- The world has finite resources
The concept of limits to growth, refers to the finite nature of the ecosystem to absorb waste and replenish raw material to sustain the economy. The economy is only a part of the larger ecosystem, and the ecosystem is finite, non-growing and in terms of materials, defined in volume or in other words, closed. Although we see certain natural resources such as solar energy being open, the solar flow is also not growing. Therefore, there are clear limits to growth in the ecological system.
- Resource extraction for production cannot continue indefinitely
Extraction of finite resources (mining minerals and precious metals), disposal of one-time consumables (clothing/packaging) and energy production and consumption damages the planet.
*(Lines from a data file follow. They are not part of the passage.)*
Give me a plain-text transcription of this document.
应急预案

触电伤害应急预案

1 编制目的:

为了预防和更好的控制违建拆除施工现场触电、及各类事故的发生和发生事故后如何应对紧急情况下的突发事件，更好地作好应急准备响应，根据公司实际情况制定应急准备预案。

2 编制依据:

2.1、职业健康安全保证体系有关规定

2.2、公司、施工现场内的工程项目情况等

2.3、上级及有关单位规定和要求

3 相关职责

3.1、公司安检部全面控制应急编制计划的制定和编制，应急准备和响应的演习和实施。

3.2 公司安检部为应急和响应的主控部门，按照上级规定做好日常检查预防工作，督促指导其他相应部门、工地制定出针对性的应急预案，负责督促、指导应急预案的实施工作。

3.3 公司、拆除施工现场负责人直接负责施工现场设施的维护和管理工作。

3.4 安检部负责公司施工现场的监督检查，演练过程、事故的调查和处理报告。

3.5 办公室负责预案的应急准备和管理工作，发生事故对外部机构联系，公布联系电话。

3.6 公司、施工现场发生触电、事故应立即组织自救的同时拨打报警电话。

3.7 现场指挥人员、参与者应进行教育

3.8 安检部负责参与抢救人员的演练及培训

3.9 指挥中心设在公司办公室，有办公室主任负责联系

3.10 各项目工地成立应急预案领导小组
We consume virgin resources for production, and most of these are non-renewable. Waste going to landfill is equivalent to economic resources going to a grave yard, and each resource has a value, which makes each kg going as waste to be identified as lost economic value. Waste harms the environment, and landfills create future environmental liabilities. Incineration requires energy to be spent on resource destruction and emits harmful emissions which need to be neutralized, scrubbed or diluted before release. Even recycling as a repurposing strategy comes at great cost, with having to spend energy and resources just to revive other resources back.
Overall renewal happens at a much slower rate and intensity compared to consumption, depleting natural resources and accumulating unwanted resources (waste).
Renewal can happen at a similar rate to consumption, only if what needs to happens to resources after consumption can be pre-planned and pre-programmed. That is what circular economy intends to do.